The five-member team will study the situation in Shanghai where two confirmed SARS cases were reported and suggest a course of treatment for the disease that has killed more than 80 people in China and 180 worldwide.
Two more persons died from SARS in China on Sunday and seven fresh cases were reported from four provinces till now free from the disease.
A SARS expert in Jilin, one of the newly affected provinces, said they have three confirmed cases and two suspected cases. Beijing University, meanwhile, placed 118 people under observation for the disease, including 54 who have fever.
In view of the disease spreading to rural areas, China has raised by nearly 50 per cent the budget for combating it.
Vice-minister for Health Zhu Qingsheng said China will continue to strengthen co-operation with the WHO.
The WHO experts are expected to confer with local health authorities, inspect hospitals, colleges and local disease control centres at the municipal and district levels, and examine measures taken to prevent and control SARS.
Zhu said there has been no report of SARS spreading in China's vast rural hinterland, but the disease "is possible to be brought there by returned migrant workers". The farmers in rural China have relatively poorer medical care, income and awareness of self-protection on SARS, and so the spread of the disease may cause 'serious consequences', he warned.
China admitted on Sunday to 346 SARS cases in Bejing and 402 suspected cases, far more than had previously been acknowledged, and sacked the city's mayor Meng Xuenong and cancelled a week-long festival in the capital.
But the state-run media also reported that the country has introduced a method based on the sequencing of the virus's genome to test for it within an hour.
The new method uses the specially modified protein of the virus to detect the presence of a type of antibody that the body produces as a response to the infection, experts said.

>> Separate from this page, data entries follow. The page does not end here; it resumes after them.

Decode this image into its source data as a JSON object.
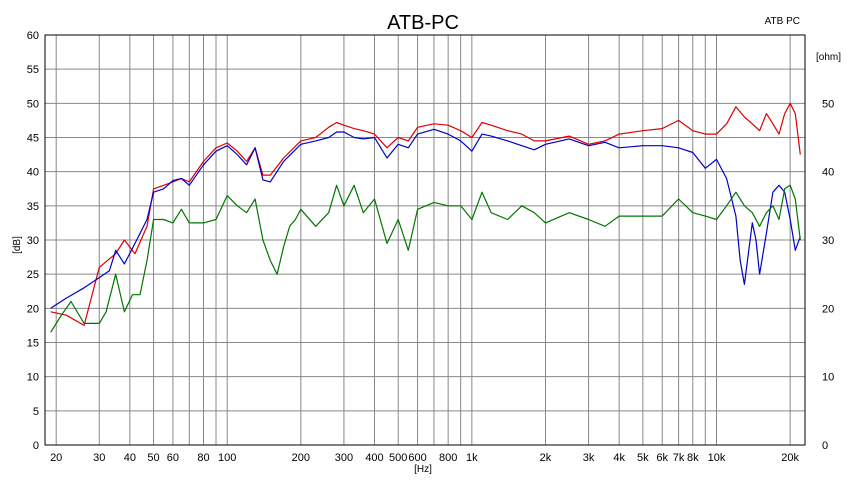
{
  "chart_data": {
    "type": "line",
    "title": "ATB-PC",
    "legend_text": "ATB PC",
    "xlabel": "[Hz]",
    "ylabel_left": "[dB]",
    "ylabel_right": "[ohm]",
    "x_scale": "log",
    "xlim": [
      18,
      23000
    ],
    "ylim_left": [
      0,
      60
    ],
    "ylim_right": [
      0,
      60
    ],
    "grid": true,
    "x_ticks": [
      {
        "value": 20,
        "label": "20"
      },
      {
        "value": 30,
        "label": "30"
      },
      {
        "value": 40,
        "label": "40"
      },
      {
        "value": 50,
        "label": "50"
      },
      {
        "value": 60,
        "label": "60"
      },
      {
        "value": 80,
        "label": "80"
      },
      {
        "value": 100,
        "label": "100"
      },
      {
        "value": 200,
        "label": "200"
      },
      {
        "value": 300,
        "label": "300"
      },
      {
        "value": 400,
        "label": "400"
      },
      {
        "value": 500,
        "label": "500"
      },
      {
        "value": 600,
        "label": "600"
      },
      {
        "value": 800,
        "label": "800"
      },
      {
        "value": 1000,
        "label": "1k"
      },
      {
        "value": 2000,
        "label": "2k"
      },
      {
        "value": 3000,
        "label": "3k"
      },
      {
        "value": 4000,
        "label": "4k"
      },
      {
        "value": 5000,
        "label": "5k"
      },
      {
        "value": 6000,
        "label": "6k"
      },
      {
        "value": 7000,
        "label": "7k"
      },
      {
        "value": 8000,
        "label": "8k"
      },
      {
        "value": 10000,
        "label": "10k"
      },
      {
        "value": 20000,
        "label": "20k"
      }
    ],
    "x_minor_grid": [
      70,
      90,
      700,
      900,
      9000
    ],
    "y_ticks_left": [
      0,
      5,
      10,
      15,
      20,
      25,
      30,
      35,
      40,
      45,
      50,
      55,
      60
    ],
    "y_ticks_right": [
      0,
      10,
      20,
      30,
      40,
      50
    ],
    "series": [
      {
        "color": "#dd0000",
        "axis": "left",
        "x": [
          19,
          22,
          26,
          30,
          35,
          38,
          42,
          47,
          50,
          55,
          60,
          65,
          70,
          80,
          90,
          100,
          110,
          120,
          130,
          140,
          150,
          170,
          200,
          230,
          260,
          280,
          300,
          330,
          360,
          400,
          450,
          500,
          550,
          600,
          700,
          800,
          900,
          1000,
          1100,
          1200,
          1400,
          1600,
          1800,
          2000,
          2500,
          3000,
          3500,
          4000,
          5000,
          6000,
          7000,
          8000,
          9000,
          10000,
          11000,
          12000,
          13000,
          14000,
          15000,
          16000,
          17000,
          18000,
          19000,
          20000,
          21000,
          22000
        ],
        "y": [
          19.5,
          19,
          17.5,
          26,
          28,
          30,
          28,
          32,
          37.5,
          38,
          38.5,
          39,
          38.5,
          41.5,
          43.5,
          44.2,
          43,
          41.5,
          43.5,
          39.5,
          39.5,
          42,
          44.5,
          45,
          46.5,
          47.2,
          46.8,
          46.3,
          46,
          45.5,
          43.5,
          45,
          44.5,
          46.5,
          47,
          46.8,
          46,
          45,
          47.2,
          46.8,
          46,
          45.5,
          44.5,
          44.5,
          45.2,
          44,
          44.5,
          45.5,
          46,
          46.3,
          47.5,
          46,
          45.5,
          45.5,
          47,
          49.5,
          48,
          47,
          46,
          48.5,
          47,
          45.5,
          48.5,
          50,
          48.5,
          42.5
        ]
      },
      {
        "color": "#0000cc",
        "axis": "left",
        "x": [
          19,
          22,
          26,
          30,
          33,
          35,
          38,
          42,
          47,
          50,
          55,
          60,
          65,
          70,
          80,
          90,
          100,
          110,
          120,
          130,
          140,
          150,
          170,
          200,
          230,
          260,
          280,
          300,
          330,
          360,
          400,
          450,
          500,
          550,
          600,
          700,
          800,
          900,
          1000,
          1100,
          1200,
          1400,
          1600,
          1800,
          2000,
          2500,
          3000,
          3500,
          4000,
          5000,
          6000,
          7000,
          8000,
          9000,
          10000,
          11000,
          12000,
          12500,
          13000,
          14000,
          14500,
          15000,
          16000,
          17000,
          18000,
          19000,
          20000,
          21000,
          22000
        ],
        "y": [
          20,
          21.5,
          23,
          24.5,
          25.5,
          28.5,
          26.5,
          29.5,
          33,
          37,
          37.5,
          38.7,
          39,
          38,
          41,
          43,
          43.8,
          42.5,
          41,
          43.5,
          38.8,
          38.5,
          41.5,
          44,
          44.5,
          45,
          45.8,
          45.8,
          45,
          44.8,
          45,
          42,
          44,
          43.5,
          45.5,
          46.2,
          45.5,
          44.5,
          43,
          45.5,
          45.2,
          44.5,
          43.8,
          43.2,
          44,
          44.8,
          43.8,
          44.3,
          43.5,
          43.8,
          43.8,
          43.5,
          42.8,
          40.5,
          41.8,
          39,
          33.5,
          27,
          23.5,
          32.5,
          30,
          25,
          31,
          37,
          38,
          37,
          33,
          28.5,
          30.5
        ]
      },
      {
        "color": "#007700",
        "axis": "left",
        "x": [
          19,
          21,
          23,
          26,
          30,
          32,
          35,
          38,
          41,
          44,
          47,
          50,
          55,
          60,
          65,
          70,
          80,
          90,
          100,
          110,
          120,
          130,
          140,
          150,
          160,
          170,
          180,
          190,
          200,
          230,
          260,
          280,
          300,
          330,
          360,
          400,
          450,
          500,
          550,
          600,
          700,
          800,
          900,
          1000,
          1100,
          1200,
          1400,
          1600,
          1800,
          2000,
          2500,
          3000,
          3500,
          4000,
          5000,
          6000,
          7000,
          8000,
          9000,
          10000,
          11000,
          12000,
          13000,
          14000,
          15000,
          16000,
          17000,
          18000,
          19000,
          20000,
          21000,
          22000
        ],
        "y": [
          16.5,
          19,
          21,
          17.8,
          17.8,
          19.5,
          25,
          19.5,
          22,
          22,
          27,
          33,
          33,
          32.5,
          34.5,
          32.5,
          32.5,
          33,
          36.5,
          35,
          34,
          36,
          30,
          27,
          25,
          29,
          32,
          33,
          34.5,
          32,
          34,
          38,
          35,
          38,
          34,
          36,
          29.5,
          33,
          28.5,
          34.5,
          35.5,
          35,
          35,
          33,
          37,
          34,
          33,
          35,
          34,
          32.5,
          34,
          33,
          32,
          33.5,
          33.5,
          33.5,
          36,
          34,
          33.5,
          33,
          35,
          37,
          35,
          34,
          32,
          34,
          35,
          33,
          37.5,
          38,
          36,
          30
        ]
      }
    ]
  }
}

Responding to criticism about China's slow admission and under-reporting of SARS cases, Gao Qiang, executive vice-minister for health, promised to provide accurate and timely reports as of April 21.
Gao said the government has told hospitals that they are not allowed to reject SARS patients in any circumstances, including for financial reasons. Such rejection will be punished severely, he warned.
"If hospitals involved do have practical difficulties, they can temporarily isolate and treat the suspected patients while waiting for assistance, but they cannot reject the patients, which might lead to further spreading of the epidemic," he said.